İsveç Svea İstinaf Mahkemesi Başkanı Fredrik Wersäll, “Bu izni iki yıllığına aldılar, bir kere bile kullanmak için mahkemeye başvurmadılar” dedi.
İSVEÇ Svea İstinaf Mahkemesi Başkanı Fredrik Wersäll, dinlemeler, soruşturmanın gizliliği ve Ergenekon soruşturmasıyla ilgili Hürriyet’e değerlendirmelerde bulundu. Savcının inisiyatifiyle ön soruşturmadaki gizliliği ihlal eden bazı bilgi ve belgelerin dışında, yargılama aşamasındaki tüm belgelerin basına açık olduğu İsveç sisteminin, soruşturmanın tamamen gizli olduğu Türkiye’nin tersi olduğunu belirten Başkan Wersäll, şunları söyledi:
‘Dinleme’ bizde hâlâ tartışılıyor
“Bizde de dinleme konusu hâlâ çok tartışılıyor. Polis bu hakkı geniş şekilde kullanmak istiyor ama İsveç’teki hiçbir kesim bu iznin genişletilmesini istemiyor. Bizdeki bütün kesimler buna karşı. İki yıl önce İsveç Güvenlik Teşkilatı için hükümet dinleme kararı çıkardı. Ama iki yıllık dönemde teşkilat bir kez bile bu hakkı kullanmak için mahkemeden izin istemedi. Her bir kişi için ayrı izin alınması gerekiyor. Eğer bu dinlemenin süresi uzatılacaksa hükümetin yeniden karar alması gerekecek. Bu amaçla dinleme ancak çok ciddi suçlarda, terörizm ve devlete karşı suçlarda kullanılabiliyor.
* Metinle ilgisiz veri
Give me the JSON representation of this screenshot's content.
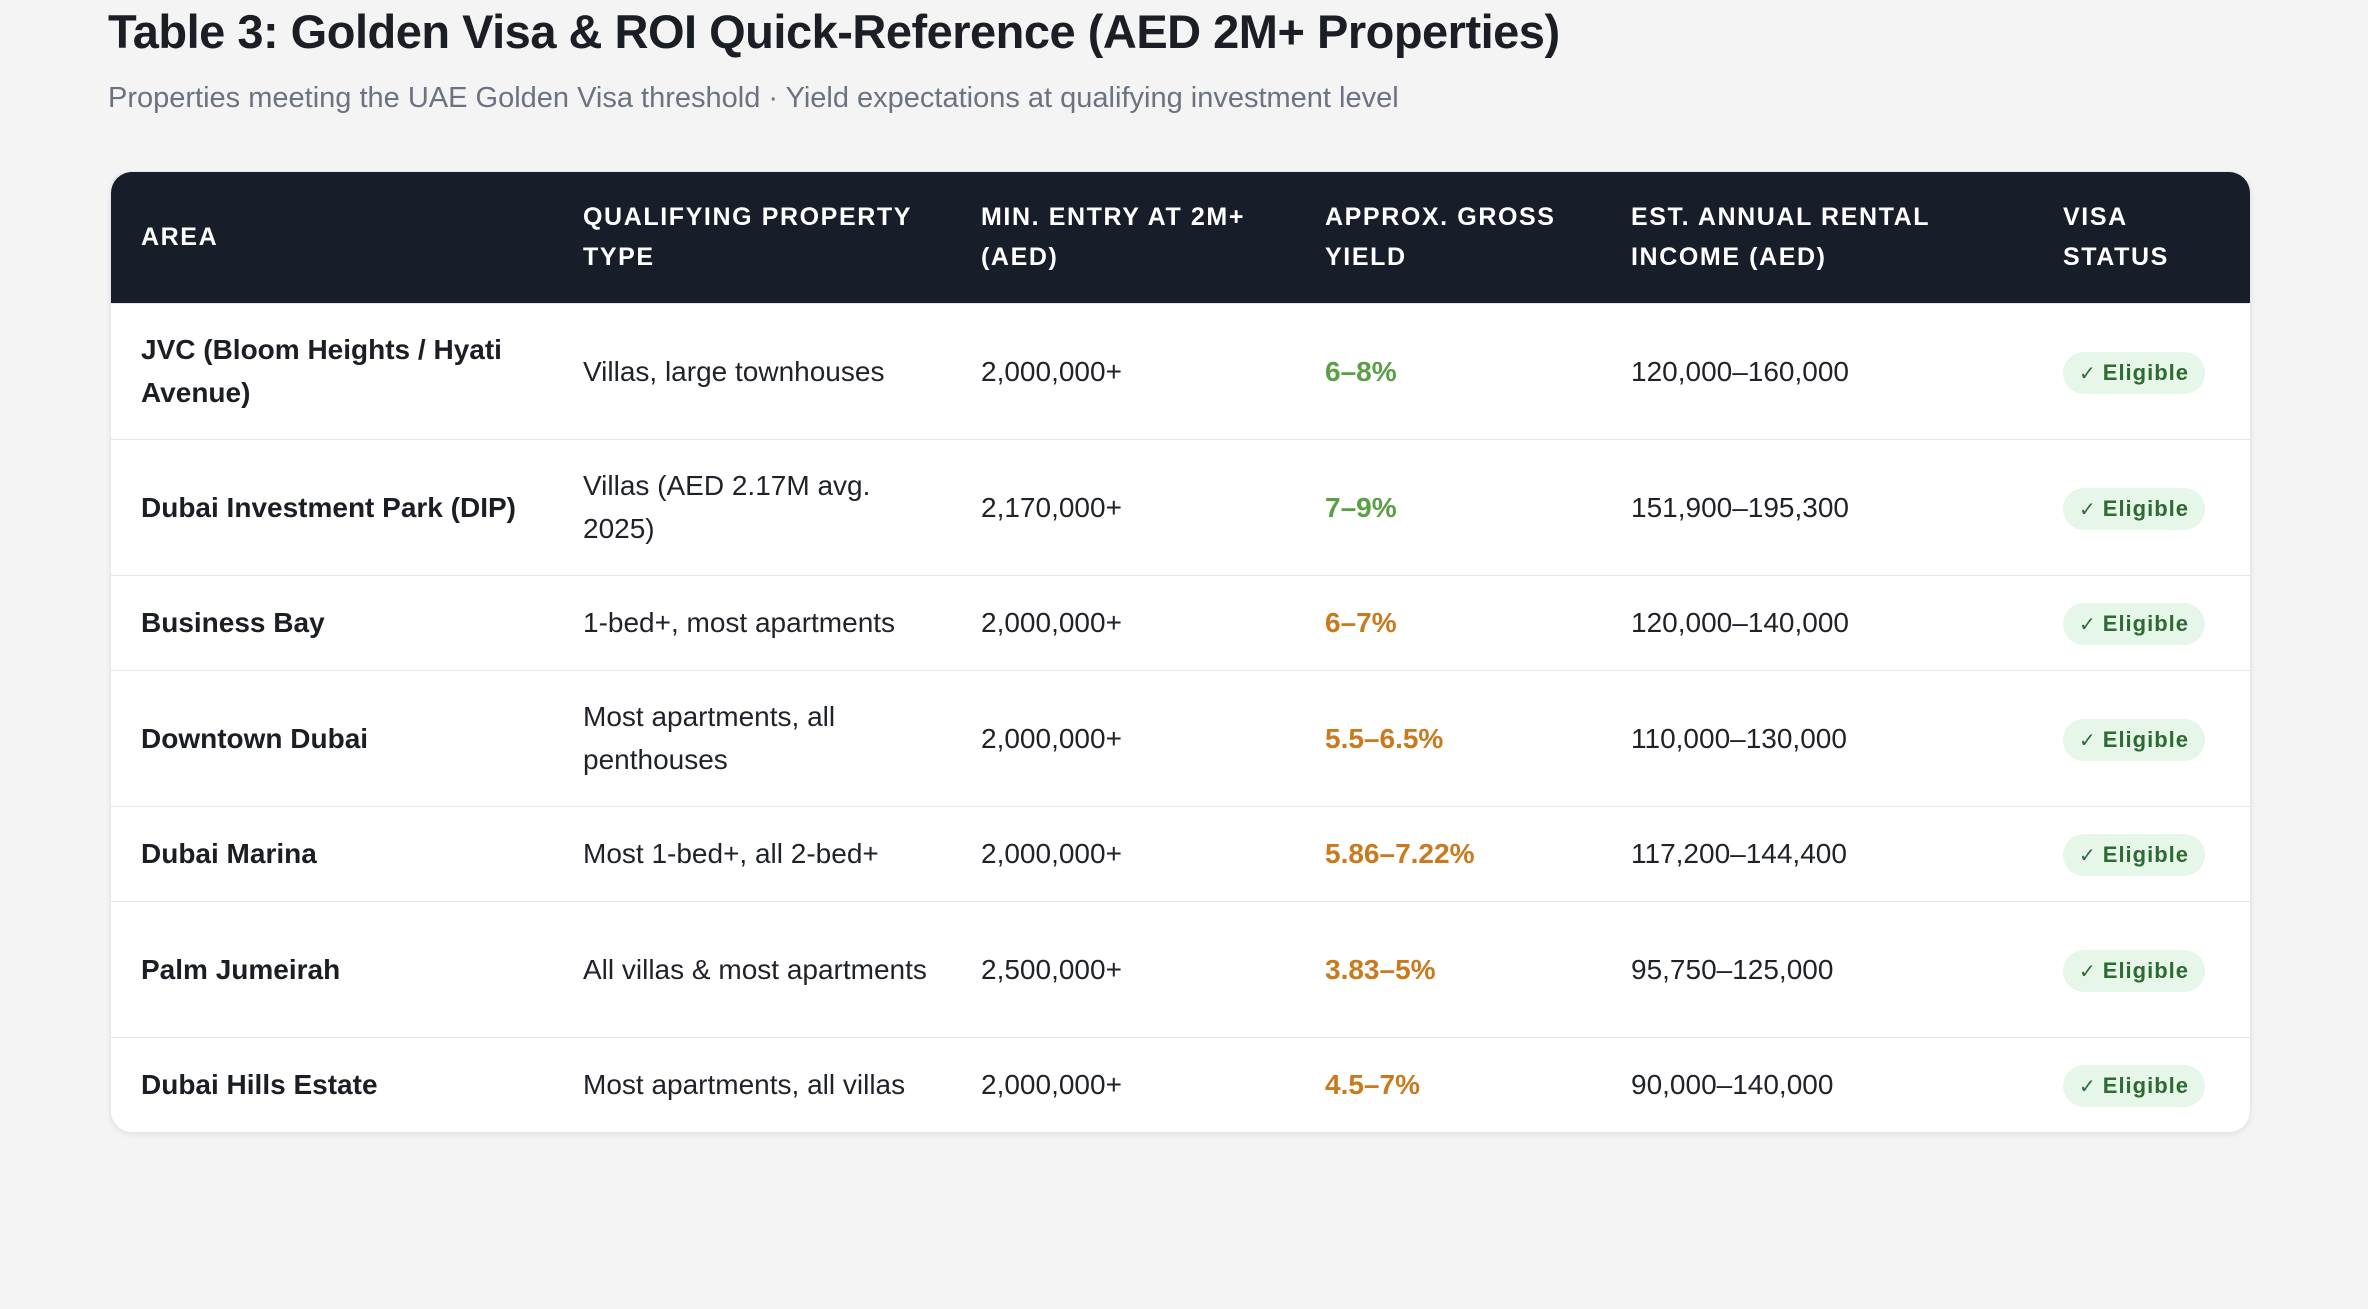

Polis de diğer suçlar için mahkemeden izin alabiliyor. Ama bu da ancak çok ciddi suçlarda olabiliyor.
Suçu engelleyecekse gizli belge yayınlanır
Dinleme sürecinde bütün olay gizli. Ama dava dosyasına girecekse o zaman hepsi alınabiliyor. Gazeteciler bu belgelere (tape) ulaşabiliyor. İsveç’te hiçbir belge gizli değildir, içindeki bazı bilgiler çıkarılarak verilebilir. Bilgi vermek devlet memuru için de bir haktır. Medyaya memur gizli belge sızdırsa da hakkında soruşturma yapılamaz. Kimin sızdırdığı da araştırılamaz. Bu araştırma yapılırsa, o zaman araştıran kişiye soruşturma açılır. İsveç’teki tüm politik güçlerin ortak görüşü şu: Gizli de olsa bir belgenin yayınlanmasını, rüşvet ve yolsuzluğun önlenmesi için yeğleriz. Açıklık prensibi toplumun yararınadır.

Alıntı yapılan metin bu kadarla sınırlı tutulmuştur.